HOW TO TRAIN YOUR BRAIN
The Power of Programming
New habits are not the product of self-discipline or self-control. Determination and willpower do play a role in the initial stages of habit formation, but we humans are not built to operate under self-imposed duress for long periods of time. Eventually our bodies and brains will rebel against our efforts to force ourselves to do things we really don’t want to do.
This is why it is important for a person to use the short-term power of self-discipline to train his body and brain to perform a new behavior. Then, by the time his willpower expires, the new behavior will be permanently programmed into the subconscious parts of his brain. The behavior will become a fixed and automatic activity that is performed without thought or intent every time the circumstances demand it.
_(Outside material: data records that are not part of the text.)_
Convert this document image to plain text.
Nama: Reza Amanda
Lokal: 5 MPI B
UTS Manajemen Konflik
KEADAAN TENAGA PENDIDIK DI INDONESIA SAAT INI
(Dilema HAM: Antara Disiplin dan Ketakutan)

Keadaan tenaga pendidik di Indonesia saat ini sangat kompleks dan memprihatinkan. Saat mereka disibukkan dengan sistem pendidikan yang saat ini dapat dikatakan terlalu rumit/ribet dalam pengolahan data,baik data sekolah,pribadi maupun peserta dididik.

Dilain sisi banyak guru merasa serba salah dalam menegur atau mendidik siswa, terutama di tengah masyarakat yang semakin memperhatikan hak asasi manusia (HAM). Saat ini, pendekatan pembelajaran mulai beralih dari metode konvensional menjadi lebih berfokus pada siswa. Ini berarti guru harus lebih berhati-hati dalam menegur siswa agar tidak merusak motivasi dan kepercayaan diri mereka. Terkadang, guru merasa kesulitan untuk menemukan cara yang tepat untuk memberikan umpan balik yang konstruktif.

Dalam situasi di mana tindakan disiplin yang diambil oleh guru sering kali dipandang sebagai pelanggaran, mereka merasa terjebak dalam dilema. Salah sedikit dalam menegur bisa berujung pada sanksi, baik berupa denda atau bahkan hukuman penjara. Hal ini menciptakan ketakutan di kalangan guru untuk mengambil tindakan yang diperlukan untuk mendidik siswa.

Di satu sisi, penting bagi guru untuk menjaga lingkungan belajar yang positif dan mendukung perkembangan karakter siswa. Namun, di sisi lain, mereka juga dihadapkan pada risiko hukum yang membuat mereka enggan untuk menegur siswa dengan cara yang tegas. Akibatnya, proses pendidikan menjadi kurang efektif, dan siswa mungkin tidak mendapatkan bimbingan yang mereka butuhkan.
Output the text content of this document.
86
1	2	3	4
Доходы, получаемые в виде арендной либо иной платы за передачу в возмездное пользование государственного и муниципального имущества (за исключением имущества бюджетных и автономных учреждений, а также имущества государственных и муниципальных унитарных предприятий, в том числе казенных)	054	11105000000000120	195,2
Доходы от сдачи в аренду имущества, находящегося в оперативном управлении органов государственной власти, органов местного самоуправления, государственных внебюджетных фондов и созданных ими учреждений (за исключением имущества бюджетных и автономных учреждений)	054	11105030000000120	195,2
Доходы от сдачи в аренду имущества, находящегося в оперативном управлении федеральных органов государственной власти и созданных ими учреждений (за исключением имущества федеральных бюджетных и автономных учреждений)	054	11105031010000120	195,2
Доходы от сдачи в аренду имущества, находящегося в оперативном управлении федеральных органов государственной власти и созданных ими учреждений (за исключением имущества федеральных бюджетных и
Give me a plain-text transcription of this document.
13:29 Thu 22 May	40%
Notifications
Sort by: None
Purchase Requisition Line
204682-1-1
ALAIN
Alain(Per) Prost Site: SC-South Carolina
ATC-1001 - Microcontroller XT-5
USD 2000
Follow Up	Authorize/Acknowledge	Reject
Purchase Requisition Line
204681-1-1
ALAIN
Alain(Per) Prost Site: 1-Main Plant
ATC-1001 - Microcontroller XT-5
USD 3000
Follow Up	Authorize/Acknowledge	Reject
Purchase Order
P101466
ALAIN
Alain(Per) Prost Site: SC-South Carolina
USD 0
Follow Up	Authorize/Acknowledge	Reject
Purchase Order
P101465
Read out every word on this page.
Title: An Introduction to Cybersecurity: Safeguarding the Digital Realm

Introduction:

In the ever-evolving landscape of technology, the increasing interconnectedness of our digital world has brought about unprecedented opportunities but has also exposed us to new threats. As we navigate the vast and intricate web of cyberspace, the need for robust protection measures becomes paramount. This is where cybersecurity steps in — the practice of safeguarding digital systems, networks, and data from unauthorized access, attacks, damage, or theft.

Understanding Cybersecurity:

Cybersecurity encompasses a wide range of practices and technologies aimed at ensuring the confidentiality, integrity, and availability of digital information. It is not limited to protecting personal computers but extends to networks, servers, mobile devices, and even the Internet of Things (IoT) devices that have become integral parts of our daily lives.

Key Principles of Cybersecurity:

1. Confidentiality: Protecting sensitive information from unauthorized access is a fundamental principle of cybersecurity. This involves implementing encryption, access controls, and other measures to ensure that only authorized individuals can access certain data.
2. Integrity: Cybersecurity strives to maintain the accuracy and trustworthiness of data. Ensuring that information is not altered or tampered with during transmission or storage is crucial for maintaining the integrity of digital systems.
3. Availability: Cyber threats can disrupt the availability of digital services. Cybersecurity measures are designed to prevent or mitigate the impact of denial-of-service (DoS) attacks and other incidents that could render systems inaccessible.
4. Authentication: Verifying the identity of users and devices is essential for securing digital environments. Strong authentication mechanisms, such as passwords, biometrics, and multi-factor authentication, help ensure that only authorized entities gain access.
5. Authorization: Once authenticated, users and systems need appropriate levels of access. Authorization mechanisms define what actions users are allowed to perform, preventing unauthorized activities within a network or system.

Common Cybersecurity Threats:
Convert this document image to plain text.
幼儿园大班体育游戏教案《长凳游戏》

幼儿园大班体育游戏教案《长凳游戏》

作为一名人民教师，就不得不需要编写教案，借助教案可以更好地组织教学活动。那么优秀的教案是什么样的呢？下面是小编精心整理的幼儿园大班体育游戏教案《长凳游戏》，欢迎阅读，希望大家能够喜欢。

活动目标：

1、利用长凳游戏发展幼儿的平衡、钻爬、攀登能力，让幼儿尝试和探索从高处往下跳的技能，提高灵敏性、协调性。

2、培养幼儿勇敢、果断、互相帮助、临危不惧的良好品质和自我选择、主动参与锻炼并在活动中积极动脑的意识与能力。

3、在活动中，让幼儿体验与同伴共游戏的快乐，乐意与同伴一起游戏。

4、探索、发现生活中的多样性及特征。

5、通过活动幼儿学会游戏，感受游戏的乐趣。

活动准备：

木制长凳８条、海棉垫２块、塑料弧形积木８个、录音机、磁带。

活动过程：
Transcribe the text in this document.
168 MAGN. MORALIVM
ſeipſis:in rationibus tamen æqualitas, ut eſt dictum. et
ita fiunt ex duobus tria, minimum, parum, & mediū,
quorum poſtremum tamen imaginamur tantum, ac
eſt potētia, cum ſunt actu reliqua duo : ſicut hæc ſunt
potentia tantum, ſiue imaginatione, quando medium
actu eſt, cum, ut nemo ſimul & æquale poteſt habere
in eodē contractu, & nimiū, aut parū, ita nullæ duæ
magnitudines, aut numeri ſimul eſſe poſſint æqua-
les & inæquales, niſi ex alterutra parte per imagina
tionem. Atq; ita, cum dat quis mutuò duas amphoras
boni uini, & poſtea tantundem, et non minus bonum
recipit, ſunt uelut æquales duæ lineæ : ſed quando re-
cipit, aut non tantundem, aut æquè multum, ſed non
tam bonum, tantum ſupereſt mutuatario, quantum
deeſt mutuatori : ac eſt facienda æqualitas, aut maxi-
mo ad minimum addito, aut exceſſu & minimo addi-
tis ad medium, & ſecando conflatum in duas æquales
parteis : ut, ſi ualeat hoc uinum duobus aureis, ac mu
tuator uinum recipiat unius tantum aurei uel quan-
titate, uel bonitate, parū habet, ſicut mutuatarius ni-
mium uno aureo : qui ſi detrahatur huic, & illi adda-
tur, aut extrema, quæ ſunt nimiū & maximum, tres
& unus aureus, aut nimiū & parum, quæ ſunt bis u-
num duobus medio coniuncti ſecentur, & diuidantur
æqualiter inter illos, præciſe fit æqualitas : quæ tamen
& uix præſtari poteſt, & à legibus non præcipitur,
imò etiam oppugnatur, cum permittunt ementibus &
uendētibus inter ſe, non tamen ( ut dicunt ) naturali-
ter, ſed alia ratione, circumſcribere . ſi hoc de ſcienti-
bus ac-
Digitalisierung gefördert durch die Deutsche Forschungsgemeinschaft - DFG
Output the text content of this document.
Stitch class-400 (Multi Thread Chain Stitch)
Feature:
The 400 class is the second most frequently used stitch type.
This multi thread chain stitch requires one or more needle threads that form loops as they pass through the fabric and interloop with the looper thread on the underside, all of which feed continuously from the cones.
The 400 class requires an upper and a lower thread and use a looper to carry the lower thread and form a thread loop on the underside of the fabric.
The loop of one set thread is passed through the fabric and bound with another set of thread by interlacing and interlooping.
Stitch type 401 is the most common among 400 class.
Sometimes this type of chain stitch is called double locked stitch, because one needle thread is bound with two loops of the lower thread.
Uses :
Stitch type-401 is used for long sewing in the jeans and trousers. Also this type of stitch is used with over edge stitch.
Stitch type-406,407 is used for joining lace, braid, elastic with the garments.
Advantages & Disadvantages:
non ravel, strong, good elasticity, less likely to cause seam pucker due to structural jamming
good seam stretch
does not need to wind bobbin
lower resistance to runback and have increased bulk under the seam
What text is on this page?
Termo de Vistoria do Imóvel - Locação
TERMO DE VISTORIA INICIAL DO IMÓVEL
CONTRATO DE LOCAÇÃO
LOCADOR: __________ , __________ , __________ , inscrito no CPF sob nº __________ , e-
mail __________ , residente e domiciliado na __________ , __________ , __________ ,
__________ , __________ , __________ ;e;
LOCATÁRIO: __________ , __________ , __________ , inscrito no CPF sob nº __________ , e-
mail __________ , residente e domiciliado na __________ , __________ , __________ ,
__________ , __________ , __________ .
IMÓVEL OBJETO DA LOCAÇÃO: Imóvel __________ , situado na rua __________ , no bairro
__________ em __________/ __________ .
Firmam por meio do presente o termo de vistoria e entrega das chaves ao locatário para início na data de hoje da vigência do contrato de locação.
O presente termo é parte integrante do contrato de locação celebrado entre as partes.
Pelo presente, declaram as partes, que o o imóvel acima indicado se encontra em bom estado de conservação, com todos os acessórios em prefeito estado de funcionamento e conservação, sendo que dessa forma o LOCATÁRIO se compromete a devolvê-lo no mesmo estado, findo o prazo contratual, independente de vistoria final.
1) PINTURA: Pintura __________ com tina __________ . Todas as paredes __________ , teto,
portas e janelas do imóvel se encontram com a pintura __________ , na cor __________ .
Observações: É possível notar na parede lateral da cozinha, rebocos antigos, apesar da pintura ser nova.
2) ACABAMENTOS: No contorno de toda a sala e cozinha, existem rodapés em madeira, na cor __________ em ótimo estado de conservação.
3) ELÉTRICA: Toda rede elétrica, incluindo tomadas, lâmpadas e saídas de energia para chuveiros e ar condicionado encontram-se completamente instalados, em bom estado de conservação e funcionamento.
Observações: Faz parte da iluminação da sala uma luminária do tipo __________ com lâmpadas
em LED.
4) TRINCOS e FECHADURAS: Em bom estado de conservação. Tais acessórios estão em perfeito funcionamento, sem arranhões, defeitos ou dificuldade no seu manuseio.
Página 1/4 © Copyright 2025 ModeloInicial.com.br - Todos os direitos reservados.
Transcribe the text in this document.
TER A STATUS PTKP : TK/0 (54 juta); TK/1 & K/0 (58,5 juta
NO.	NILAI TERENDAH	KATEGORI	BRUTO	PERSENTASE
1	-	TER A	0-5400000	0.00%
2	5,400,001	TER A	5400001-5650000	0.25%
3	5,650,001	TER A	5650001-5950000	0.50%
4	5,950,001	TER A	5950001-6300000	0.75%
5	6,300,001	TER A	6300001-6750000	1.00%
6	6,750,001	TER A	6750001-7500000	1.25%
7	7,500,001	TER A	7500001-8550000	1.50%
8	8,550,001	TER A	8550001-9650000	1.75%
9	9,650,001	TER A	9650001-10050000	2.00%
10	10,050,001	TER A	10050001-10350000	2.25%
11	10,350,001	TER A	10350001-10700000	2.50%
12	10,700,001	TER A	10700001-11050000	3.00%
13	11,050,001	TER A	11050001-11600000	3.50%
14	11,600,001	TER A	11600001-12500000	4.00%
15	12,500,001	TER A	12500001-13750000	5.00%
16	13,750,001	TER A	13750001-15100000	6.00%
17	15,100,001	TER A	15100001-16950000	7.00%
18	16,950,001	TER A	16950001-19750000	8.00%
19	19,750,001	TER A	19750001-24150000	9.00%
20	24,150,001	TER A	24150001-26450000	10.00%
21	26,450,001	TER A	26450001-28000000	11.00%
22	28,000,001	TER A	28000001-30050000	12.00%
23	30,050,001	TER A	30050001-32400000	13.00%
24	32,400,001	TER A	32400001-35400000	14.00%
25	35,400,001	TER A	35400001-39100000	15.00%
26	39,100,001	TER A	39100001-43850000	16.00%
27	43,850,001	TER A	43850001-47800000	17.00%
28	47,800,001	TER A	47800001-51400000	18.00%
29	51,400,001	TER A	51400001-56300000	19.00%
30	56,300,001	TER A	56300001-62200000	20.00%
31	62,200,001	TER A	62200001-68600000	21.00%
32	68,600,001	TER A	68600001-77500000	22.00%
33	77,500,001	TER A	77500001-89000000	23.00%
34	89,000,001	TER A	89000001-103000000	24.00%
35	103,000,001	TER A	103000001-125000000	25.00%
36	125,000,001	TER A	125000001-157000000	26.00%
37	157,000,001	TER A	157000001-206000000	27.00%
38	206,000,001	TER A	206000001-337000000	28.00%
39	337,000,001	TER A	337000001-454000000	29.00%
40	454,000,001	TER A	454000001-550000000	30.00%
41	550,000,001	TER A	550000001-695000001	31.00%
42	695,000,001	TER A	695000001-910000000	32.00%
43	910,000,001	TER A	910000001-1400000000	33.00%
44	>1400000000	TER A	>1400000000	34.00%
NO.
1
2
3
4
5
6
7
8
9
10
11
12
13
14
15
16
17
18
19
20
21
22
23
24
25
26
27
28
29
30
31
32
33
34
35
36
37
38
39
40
So to create a new habit, you must intentionally interrupt your old patterns of behavior and purposely inject a new behavior into your regimen of “automatic” activities. And to do this, you must tie your new behavior to something that is already automatic in your life. If you do, your brain will “absorb” the new behavior and prompt you to perform it regularly and without thought. But if you don’t tie your new behavior to habits you already possess, your brain won’t prompt you to perform the behavior routinely. Instead, you will have to discipline yourself to perform the behavior, and that approach won’t last very long.
In Make That, Break That, therefore, I teach the reader how to do this. And surprisingly, it isn’t that difficult. With a little bit of thought, a little bit of creativity, and a little bit of planning, you can develop a new habit of success every three months that can set you apart from the ordinary performers around you and set you on a path to achievement and personal fulfillment.